1) The i7 920 is already so good that you probably don't need to overclock. Turn on the task manager, and observe how busy each of the cores are.
My guess is that you will be shocked at how little usage there is.
2) I think a very safe overclock is to the level of the fastest variant at stock. That's the i7-965 @3.2
3) I suggest using speedstep, The cpu will downclock when there is little to do, and ramp up to an extra step when pushed. Don't forget that vista will control the minimum and maximum rates in the power settings.
4) The easiest way to overclock is to up the bclk from 133 to 160. That gives you the 3.3 you want. Leave everything else on auto.
5) The integrated memory handler is very good. It has no problem feeding the cpu, regardless of the ram speed or timings. Leave the ram to auto where it will be stable.
Purists and status seeking overclockers will tweak things more, but there is little real difference that shows up in application performance.
Last night while watching some streaming video, full-screen, the computer locked up twice. No mouse movement, no escape, no ctrl+alt+delete... Had to hard reboot each time... The weird thing was I was able to watch several videos with no problem. Temperatures seemed completely normal too...
Here what I had done that may have messed things up:
1) VPN into wifes work and used remote desktop to access her PC. Once in, I tried using solidworks and pro/e without much luck. (graphics issues and very slow)
2) For some reason I thought that if I downloaded the approved drivers from the solidworks site, that may help the performance of the remote desktop. (This was probably silly since I don't think the graphics being provided over VPN/RD are being computed by my machine, rather the machine at the office.
3) I had pushed the QPI Data Link Rate to 6.4MT/s as noted in my last post.
After the first lock-up I changed the QPI data link rate back to auto.
After the second lock-up I changed everything back to the default setting (Ai overclock tuner - auto, speedstep - enabled) except for the RAM setting of 1333MHz.
I then proceeded to watch another video with no problems. It was very weird how intermittent it was, but how similar it was both times... locking up mid-video.
After the videos were done I decided to try to figure out why the hard drive is constantly clicking/whirring even though the computer was completely idle. There are times when I will boot up and the HD will be screaming along for a good two minutes after windows login even if I don't even touch the mouse.
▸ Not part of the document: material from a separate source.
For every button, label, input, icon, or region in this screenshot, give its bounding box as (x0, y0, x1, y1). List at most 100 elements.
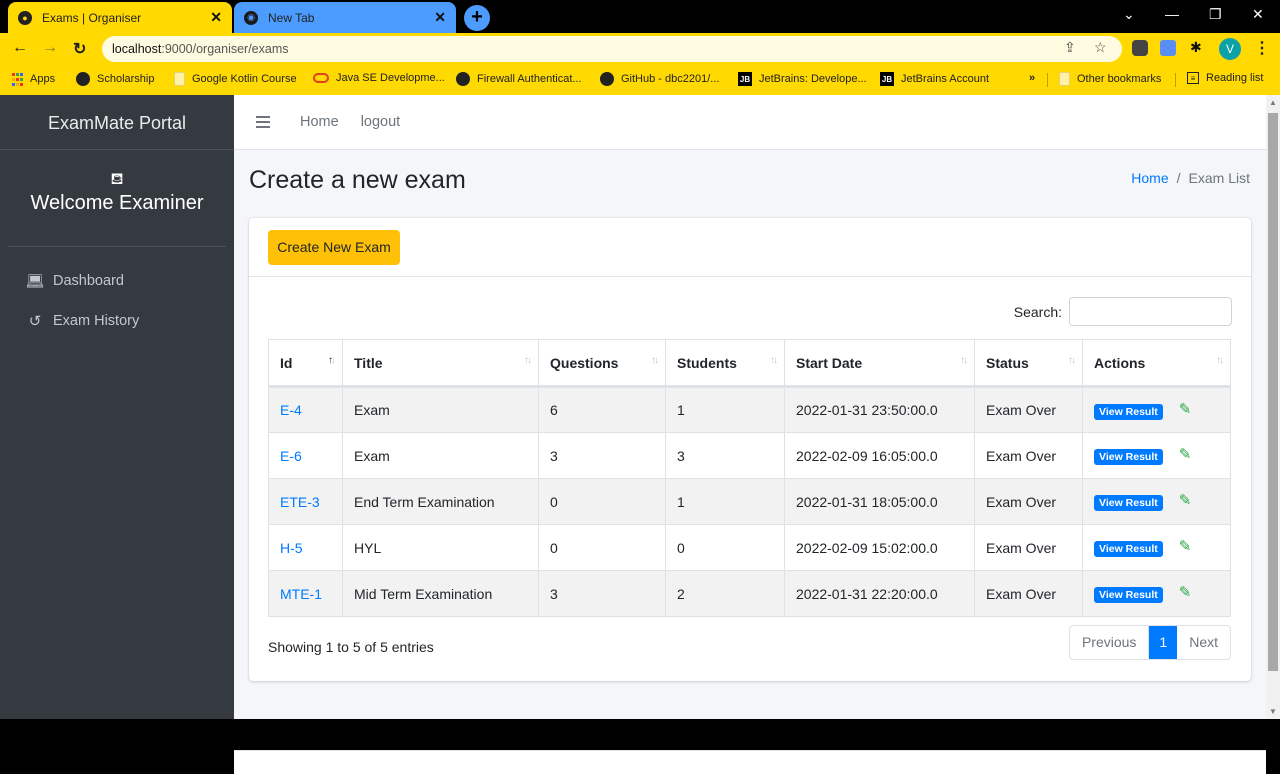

I don't have a lot of software installed and no programs in the startup folder... ???
I did some internet searching and the only thing I could gather was that perhaps Windows was indexing during that time so I removed all the folders from the indexing control panel. I haven't noticed if it makes a difference or not.
Another thing I noticed while viewing the resources manager is that my computer is always using, at a minimum, ~1.65GB of RAM. This seems like alot to me... Perhaps it's because I have windows on full Aero mode? Surprising though, either way.
To verify that your overclock and system is stable, do two things:
1) Run memtest86+ for several passes without error.
2) Run prime95 for long enough to heat up the cpu to it's hottest. This will be an hour or so. Use the option to check for rounding errors.
If you get no errors, then your issues will be software or drivers.
Also check that there are no bios updates that might address the issue. Don't take the risk to update the bios unless you think the update might address an issue that you have.
Vista indexing is a good thing. It is done at low priority so it should not interfere with anything you are doing.
The benefit is that searches are almost instant.
Vista keeps things in ram that you have used before, in anticipation that it might reuse them. It might pre-load things if it thinks you might be using them soon, again using low priority i/o. You will see this in the cached physical memory part of task manager. The only permanent part of vista is the non paged kernel ram which will be very small, like <100mb.